Ah! There goes the curtain, and there sits Watts astraddle of his bench, working with all his might, for he has an order to sew sleigh-bells on a breast strap, for some festivity or another; and here sits the colonel, and over there the general, and on his home-made chair Jacob Dolan is tilted back, warming his toes at the stove. They are all reading—all except Watts, who is working; on the floor are the Chicago and St. Louis evening papers, and the Omaha and Kansas City morning papers. And on the first pages of all of these papers are pictures of John Barclay. There is John Barclay in the Bee, taken in his Omaha office by the Bee's own photographer—a new picture of Mr. Barclay, unfamiliar to the readers of most newspapers. It shows the little man standing by a desk, smiling rather benignly with his sharp bold eyes fixed on the camera. There is a line portrait of Mr. Barclay in the Times, one of recent date, showing the crow's-feet about the eyes, the vertical wrinkle above the nose, and the furtive mouth, hard and naked, and the square mean jaw, that every cartoonist of Barclay has emphasized for a dozen years. And there are other pictures of Mr. Barclay in the papers on the floor, and the first pages of the papers are filled with the news of the Barclay indictment. All over this land, and in Europe, the news of that indictment caused a sensation. In the Times, there on the floor, is an editorial comment upon the indictment of Barclay cabled from London, another from Paris, and a third from Berlin. It was a big event in the world, an event of more than passing note—this sudden standing up of one of the richest men of his land, before the front door of a county jail. Big business, and little business that apes big business, dropped its jaw. The world is not accustomed to think of might making wrong, so when a Charles I or a Louis XVI or a John Barclay comes to harm, the traditions of the world are wrenched. Men say: "How can these things be—if might makes right? Here is a case where might and right conflict—how about it?
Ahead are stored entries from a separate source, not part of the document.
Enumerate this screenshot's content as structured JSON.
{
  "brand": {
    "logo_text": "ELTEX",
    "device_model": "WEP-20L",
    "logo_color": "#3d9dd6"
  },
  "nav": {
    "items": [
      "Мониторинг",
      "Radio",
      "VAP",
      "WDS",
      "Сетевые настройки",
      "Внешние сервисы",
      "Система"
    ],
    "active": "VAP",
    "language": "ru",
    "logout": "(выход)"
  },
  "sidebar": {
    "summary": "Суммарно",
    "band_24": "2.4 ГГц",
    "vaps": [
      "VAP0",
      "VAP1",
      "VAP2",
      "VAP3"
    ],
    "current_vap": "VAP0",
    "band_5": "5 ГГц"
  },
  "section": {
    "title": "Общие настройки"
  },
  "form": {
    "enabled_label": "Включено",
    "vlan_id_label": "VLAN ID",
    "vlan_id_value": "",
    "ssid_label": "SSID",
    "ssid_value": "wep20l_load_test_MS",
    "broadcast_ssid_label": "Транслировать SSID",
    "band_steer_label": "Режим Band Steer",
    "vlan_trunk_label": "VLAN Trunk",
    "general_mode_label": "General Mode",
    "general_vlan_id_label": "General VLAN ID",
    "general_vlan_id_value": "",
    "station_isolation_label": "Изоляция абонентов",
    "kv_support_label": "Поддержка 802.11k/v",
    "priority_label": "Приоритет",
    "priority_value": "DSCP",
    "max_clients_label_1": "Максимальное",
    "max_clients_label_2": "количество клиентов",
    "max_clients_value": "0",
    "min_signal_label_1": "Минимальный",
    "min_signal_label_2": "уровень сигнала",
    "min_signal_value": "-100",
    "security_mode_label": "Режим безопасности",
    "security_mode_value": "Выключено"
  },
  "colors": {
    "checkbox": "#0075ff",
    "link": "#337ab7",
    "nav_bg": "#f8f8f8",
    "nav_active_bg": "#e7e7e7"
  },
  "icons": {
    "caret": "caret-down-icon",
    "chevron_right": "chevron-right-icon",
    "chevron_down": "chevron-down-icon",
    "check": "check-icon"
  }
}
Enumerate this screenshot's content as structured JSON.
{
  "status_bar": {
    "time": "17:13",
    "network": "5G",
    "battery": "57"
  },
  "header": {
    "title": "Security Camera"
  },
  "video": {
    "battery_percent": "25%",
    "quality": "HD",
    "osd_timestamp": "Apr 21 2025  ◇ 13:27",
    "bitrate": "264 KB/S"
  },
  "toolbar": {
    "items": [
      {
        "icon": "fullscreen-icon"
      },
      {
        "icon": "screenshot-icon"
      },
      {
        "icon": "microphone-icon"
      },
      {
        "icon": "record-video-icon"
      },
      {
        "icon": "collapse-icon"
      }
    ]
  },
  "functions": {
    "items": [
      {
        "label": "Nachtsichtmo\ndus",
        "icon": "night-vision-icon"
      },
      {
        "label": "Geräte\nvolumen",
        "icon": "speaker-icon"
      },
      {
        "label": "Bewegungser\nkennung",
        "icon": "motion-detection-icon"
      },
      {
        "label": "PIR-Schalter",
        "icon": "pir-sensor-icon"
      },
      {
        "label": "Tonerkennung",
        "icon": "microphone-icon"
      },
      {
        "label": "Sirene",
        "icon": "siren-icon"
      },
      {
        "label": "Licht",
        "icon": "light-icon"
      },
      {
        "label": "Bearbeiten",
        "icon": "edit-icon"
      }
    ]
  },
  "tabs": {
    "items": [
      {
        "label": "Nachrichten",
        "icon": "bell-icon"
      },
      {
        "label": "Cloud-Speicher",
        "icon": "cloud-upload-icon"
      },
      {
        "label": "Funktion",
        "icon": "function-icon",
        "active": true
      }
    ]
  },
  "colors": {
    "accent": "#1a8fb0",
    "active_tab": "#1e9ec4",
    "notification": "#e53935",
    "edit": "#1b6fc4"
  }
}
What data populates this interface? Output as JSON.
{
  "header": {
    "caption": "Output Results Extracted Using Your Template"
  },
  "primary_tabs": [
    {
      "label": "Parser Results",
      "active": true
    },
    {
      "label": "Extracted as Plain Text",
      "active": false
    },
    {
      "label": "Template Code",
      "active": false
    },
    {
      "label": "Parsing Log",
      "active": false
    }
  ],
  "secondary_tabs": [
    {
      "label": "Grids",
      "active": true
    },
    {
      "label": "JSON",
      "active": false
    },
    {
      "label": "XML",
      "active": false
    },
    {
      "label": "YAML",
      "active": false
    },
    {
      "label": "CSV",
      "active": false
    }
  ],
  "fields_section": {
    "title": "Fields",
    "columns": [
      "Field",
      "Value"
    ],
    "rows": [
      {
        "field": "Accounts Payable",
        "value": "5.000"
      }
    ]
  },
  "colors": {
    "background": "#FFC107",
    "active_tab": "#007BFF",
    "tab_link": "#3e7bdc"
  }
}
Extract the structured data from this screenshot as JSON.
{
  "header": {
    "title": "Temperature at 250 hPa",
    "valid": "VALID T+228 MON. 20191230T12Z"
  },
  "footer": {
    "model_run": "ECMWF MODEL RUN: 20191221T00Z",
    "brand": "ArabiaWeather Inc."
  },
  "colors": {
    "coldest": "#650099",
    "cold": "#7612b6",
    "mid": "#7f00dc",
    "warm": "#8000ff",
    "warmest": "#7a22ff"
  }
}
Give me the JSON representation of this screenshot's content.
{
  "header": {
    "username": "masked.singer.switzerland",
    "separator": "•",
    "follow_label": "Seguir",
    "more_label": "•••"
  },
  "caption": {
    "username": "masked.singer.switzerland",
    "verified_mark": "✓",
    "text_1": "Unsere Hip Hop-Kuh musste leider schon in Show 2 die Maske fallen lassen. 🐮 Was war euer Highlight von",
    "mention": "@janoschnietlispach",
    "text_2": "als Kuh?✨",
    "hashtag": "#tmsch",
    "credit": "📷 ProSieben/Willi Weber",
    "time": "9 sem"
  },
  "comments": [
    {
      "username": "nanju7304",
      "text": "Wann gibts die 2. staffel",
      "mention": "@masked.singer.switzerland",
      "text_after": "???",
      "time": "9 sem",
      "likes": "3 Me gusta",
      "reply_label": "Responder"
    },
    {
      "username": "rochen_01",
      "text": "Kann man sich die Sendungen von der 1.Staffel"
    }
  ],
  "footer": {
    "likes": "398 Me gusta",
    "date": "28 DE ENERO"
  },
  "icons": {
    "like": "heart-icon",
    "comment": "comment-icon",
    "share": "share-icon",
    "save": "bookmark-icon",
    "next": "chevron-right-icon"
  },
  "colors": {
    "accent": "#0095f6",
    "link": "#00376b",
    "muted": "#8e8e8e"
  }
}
Jails are for the poor, not for the rich, because the poor are wrong and the rich are right, and no just man made perfect by a million should be in jail."

And so while the members of the parliament in Watts McHurdie's shop read and were disturbed at the strange twist of events, the whole world was puzzled with them, and in unison with Jacob Dolan, half the world spoke, "I see no difference in poisoning breakfast foods and poisoning wells, and it's no odds to me whether a man pinches a few ounces out of my flour sack, or steals my chickens."

And the other half of the world was replying with Colonel Culpepper, "Oh, well, Jake, now that's all right for talk; but in the realms of high finance men are often forced to be their own judges of right and wrong, and circumstances that we do not appreciate, cannot understand, in point of fact, nor comprehend, if I may say so, intervene, and make what seems wrong in small transactions, trivial matters and pinch-penny business, seem right in the high paths of commerce."